Halaçoğlu'nun hayal ettiği, kan üzerine kurulu bir "Türk" kimliği mümkün değildir

19. yüzyıl boyunca Anadolu'ya Kırım'dan, Kafkaslar'dan ve Balkanlar'dan 4 milyonu aşkın göçmen geldi. Bugün Türkiye nüfusunun çok büyük bir bölümünün, belki de yarıdan fazlasının kökenlerinde 19. ve 20. yüzyıllar boyunca gelen göçmenler vardır. Bugün kendilerini Türk olan kabul eden bu insanların pek çoğunun kökenlerinde Türkmen boyları yoktur. Göçmenlerin yakın tarihimizdeki güçlü yeri, Türk kimliğinin Halaçoğlu'nun yaptığı gibi kan ve ırk üzerine inşa edilmesinin mümkün olmadığını bir kez daha gösteriyor.
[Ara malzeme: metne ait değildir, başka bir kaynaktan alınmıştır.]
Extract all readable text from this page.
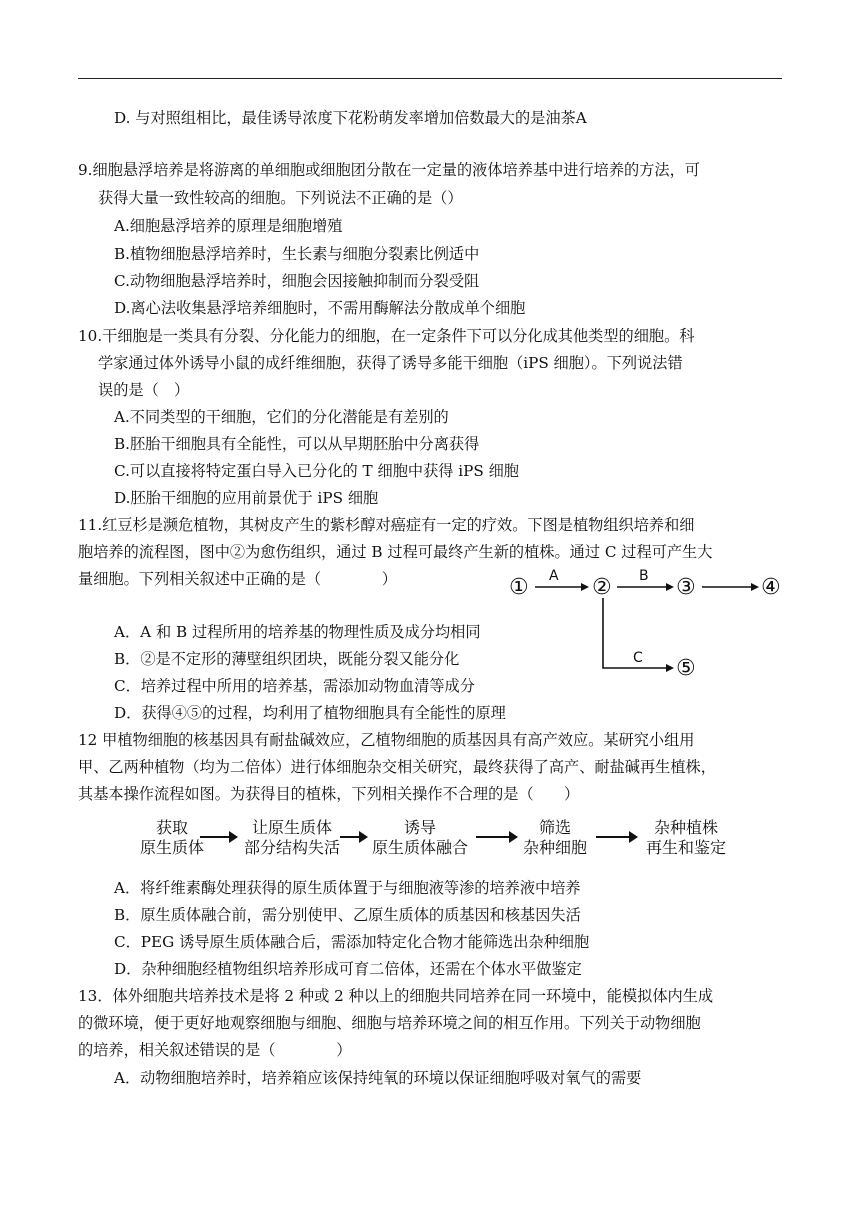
D. 与对照组相比，最佳诱导浓度下花粉萌发率增加倍数最大的是油茶A
9.细胞悬浮培养是将游离的单细胞或细胞团分散在一定量的液体培养基中进行培养的方法，可
获得大量一致性较高的细胞。下列说法不正确的是（）
A.细胞悬浮培养的原理是细胞增殖
B.植物细胞悬浮培养时，生长素与细胞分裂素比例适中
C.动物细胞悬浮培养时，细胞会因接触抑制而分裂受阻
D.离心法收集悬浮培养细胞时，不需用酶解法分散成单个细胞
10.干细胞是一类具有分裂、分化能力的细胞，在一定条件下可以分化成其他类型的细胞。科
学家通过体外诱导小鼠的成纤维细胞，获得了诱导多能干细胞（iPS 细胞）。下列说法错
误的是（　）
A.不同类型的干细胞，它们的分化潜能是有差别的
B.胚胎干细胞具有全能性，可以从早期胚胎中分离获得
C.可以直接将特定蛋白导入已分化的 T 细胞中获得 iPS 细胞
D.胚胎干细胞的应用前景优于 iPS 细胞
11.红豆杉是濒危植物，其树皮产生的紫杉醇对癌症有一定的疗效。下图是植物组织培养和细
胞培养的流程图，图中②为愈伤组织，通过 B 过程可最终产生新的植株。通过 C 过程可产生大
量细胞。下列相关叙述中正确的是（　　　　）	①	②	③	④
⑤
A	B
C
A．A 和 B 过程所用的培养基的物理性质及成分均相同
B．②是不定形的薄壁组织团块，既能分裂又能分化
C．培养过程中所用的培养基，需添加动物血清等成分
D．获得④⑤的过程，均利用了植物细胞具有全能性的原理
12 甲植物细胞的核基因具有耐盐碱效应，乙植物细胞的质基因具有高产效应。某研究小组用
甲、乙两种植物（均为二倍体）进行体细胞杂交相关研究，最终获得了高产、耐盐碱再生植株，
其基本操作流程如图。为获得目的植株，下列相关操作不合理的是（　　）
获取
原生质体
让原生质体
部分结构失活
诱导
原生质体融合
筛选
杂种细胞
杂种植株
再生和鉴定
A．将纤维素酶处理获得的原生质体置于与细胞液等渗的培养液中培养
B．原生质体融合前，需分别使甲、乙原生质体的质基因和核基因失活
C．PEG 诱导原生质体融合后，需添加特定化合物才能筛选出杂种细胞
D．杂种细胞经植物组织培养形成可育二倍体，还需在个体水平做鉴定
13．体外细胞共培养技术是将 2 种或 2 种以上的细胞共同培养在同一环境中，能模拟体内生成
的微环境，便于更好地观察细胞与细胞、细胞与培养环境之间的相互作用。下列关于动物细胞
的培养，相关叙述错误的是（　　　　）
A．动物细胞培养时，培养箱应该保持纯氧的环境以保证细胞呼吸对氧气的需要
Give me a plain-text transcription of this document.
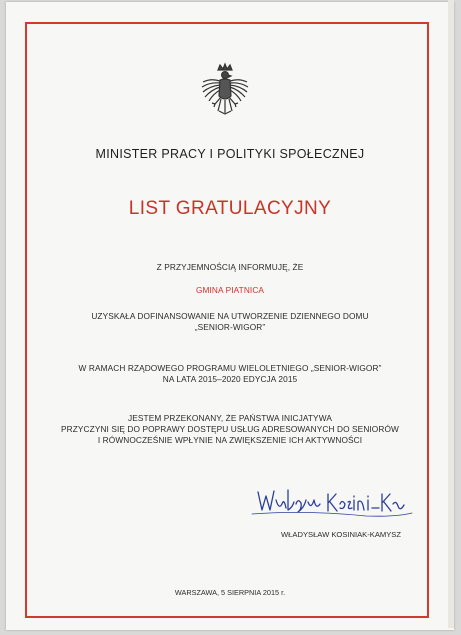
MINISTER PRACY I POLITYKI SPOŁECZNEJ
LIST GRATULACYJNY
Z PRZYJEMNOŚCIĄ INFORMUJĘ, ŻE
GMINA PIATNICA
UZYSKAŁA DOFINANSOWANIE NA UTWORZENIE DZIENNEGO DOMU
„SENIOR-WIGOR”
W RAMACH RZĄDOWEGO PROGRAMU WIELOLETNIEGO „SENIOR-WIGOR”
NA LATA 2015–2020 EDYCJA 2015
JESTEM PRZEKONANY, ŻE PAŃSTWA INICJATYWA
PRZYCZYNI SIĘ DO POPRAWY DOSTĘPU USŁUG ADRESOWANYCH DO SENIORÓW
I RÓWNOCZEŚNIE WPŁYNIE NA ZWIĘKSZENIE ICH AKTYWNOŚCI
WŁADYSŁAW KOSINIAK-KAMYSZ
WARSZAWA, 5 SIERPNIA 2015 r.
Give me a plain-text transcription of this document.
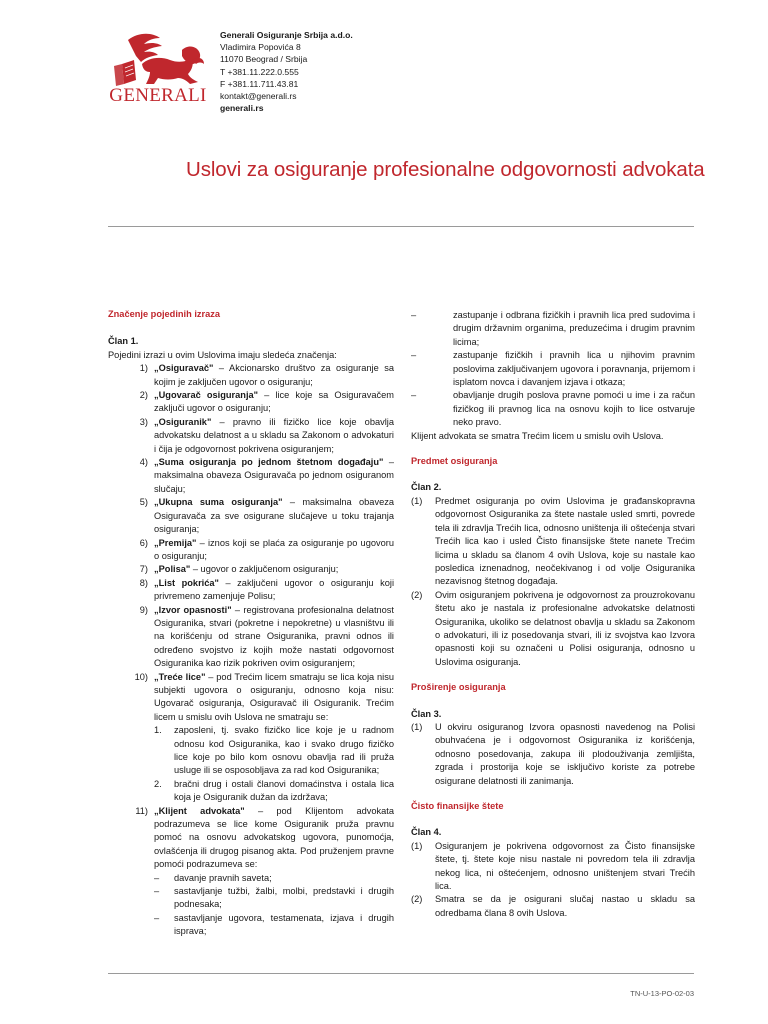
GENERALI
Generali Osiguranje Srbija a.d.o.
Vladimira Popovića 8
11070 Beograd / Srbija
T +381.11.222.0.555
F +381.11.711.43.81
kontakt@generali.rs
generali.rs
Uslovi za osiguranje profesionalne odgovornosti advokata

Značenje pojedinih izraza

Član 1.

Pojedini izrazi u ovim Uslovima imaju sledeća značenja:

1) „Osiguravač" – Akcionarsko društvo za osiguranje sa kojim je zaključen ugovor o osiguranju;
2) „Ugovarač osiguranja" – lice koje sa Osiguravačem zaključi ugovor o osiguranju;
3) „Osiguranik" – pravno ili fizičko lice koje obavlja advokatsku delatnost a u skladu sa Zakonom o advokaturi i čija je odgovornost pokrivena osiguranjem;
4) „Suma osiguranja po jednom štetnom događaju" – maksimalna obaveza Osiguravača po jednom osiguranom slučaju;
5) „Ukupna suma osiguranja" – maksimalna obaveza Osiguravača za sve osigurane slučajeve u toku trajanja osiguranja;
6) „Premija" – iznos koji se plaća za osiguranje po ugovoru o osiguranju;
7) „Polisa" – ugovor o zaključenom osiguranju;
8) „List pokrića" – zaključeni ugovor o osiguranju koji privremeno zamenjuje Polisu;
9) „Izvor opasnosti" – registrovana profesionalna delatnost Osiguranika, stvari (pokretne i nepokretne) u vlasništvu ili na korišćenju od strane Osiguranika, pravni odnos ili određeno svojstvo iz kojih može nastati odgovornost Osiguranika kao rizik pokriven ovim osiguranjem;
10) „Treće lice" – pod Trećim licem smatraju se lica koja nisu subjekti ugovora o osiguranju, odnosno koja nisu: Ugovarač osiguranja, Osiguravač ili Osiguranik. Trećim licem u smislu ovih Uslova ne smatraju se:
1. zaposleni, tj. svako fizičko lice koje je u radnom odnosu kod Osiguranika, kao i svako drugo fizičko lice koje po bilo kom osnovu obavlja rad ili pruža usluge ili se osposobljava za rad kod Osiguranika;
2. bračni drug i ostali članovi domaćinstva i ostala lica koja je Osiguranik dužan da izdržava;
11) „Klijent advokata" – pod Klijentom advokata podrazumeva se lice kome Osiguranik pruža pravnu pomoć na osnovu advokatskog ugovora, punomoćja, ovlašćenja ili drugog pisanog akta. Pod pruženjem pravne pomoći podrazumeva se:
–	davanje pravnih saveta;
–	sastavljanje tužbi, žalbi, molbi, predstavki i drugih podnesaka;
–	sastavljanje ugovora, testamenata, izjava i drugih isprava;
–	zastupanje i odbrana fizičkih i pravnih lica pred sudovima i drugim državnim organima, preduzećima i drugim pravnim licima;
–	zastupanje fizičkih i pravnih lica u njihovim pravnim poslovima zaključivanjem ugovora i poravnanja, prijemom i isplatom novca i davanjem izjava i otkaza;
–	obavljanje drugih poslova pravne pomoći u ime i za račun fizičkog ili pravnog lica na osnovu kojih to lice ostvaruje neko pravo.

Klijent advokata se smatra Trećim licem u smislu ovih Uslova.

Predmet osiguranja

Član 2.

(1) Predmet osiguranja po ovim Uslovima je građanskopravna odgovornost Osiguranika za štete nastale usled smrti, povrede tela ili zdravlja Trećih lica, odnosno uništenja ili oštećenja stvari Trećih lica kao i usled Čisto finansijske štete nanete Trećim licima u skladu sa članom 4 ovih Uslova, koje su nastale kao posledica iznenadnog, neočekivanog i od volje Osiguranika nezavisnog štetnog događaja.
(2) Ovim osiguranjem pokrivena je odgovornost za prouzrokovanu štetu ako je nastala iz profesionalne advokatske delatnosti Osiguranika, ukoliko se delatnost obavlja u skladu sa Zakonom o advokaturi, ili iz posedovanja stvari, ili iz svojstva kao Izvora opasnosti koji su označeni u Polisi osiguranja, odnosno u Uslovima osiguranja.

Proširenje osiguranja

Član 3.

(1) U okviru osiguranog Izvora opasnosti navedenog na Polisi obuhvaćena je i odgovornost Osiguranika iz korišćenja, odnosno posedovanja, zakupa ili plodouživanja zemljišta, zgrada i prostorija koje se isključivo koriste za potrebe osigurane delatnosti ili zanimanja.

Čisto finansijke štete

Član 4.

(1) Osiguranjem je pokrivena odgovornost za Čisto finansijske štete, tj. štete koje nisu nastale ni povredom tela ili zdravlja nekog lica, ni oštećenjem, odnosno uništenjem stvari Trećih lica.
(2) Smatra se da je osigurani slučaj nastao u skladu sa odredbama člana 8 ovih Uslova.
TN-U-13-PO-02-03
Halaçoğlu'nun "tarihçi"liği sorgulanmalıdır

Netice olarak, Halaçoğlu'nun bu son örnekte bir kez daha ortaya çıkan, tarihçilik ve bilim insanlığı açısından bu sorunlu ve tartışmalı durumuyla TTK'yı nerelere sürüklediğini kamuoyunun takdirine sunuyoruz.

Bu vesileyle, bir anayasal kurum olarak TTK'nın konumunun, yeni anayasa hazırlıklarının eşiğinde olduğumuz bu günlerde yeniden ele alınmasını yararlı bulduğumuzu belirtmek istiyoruz.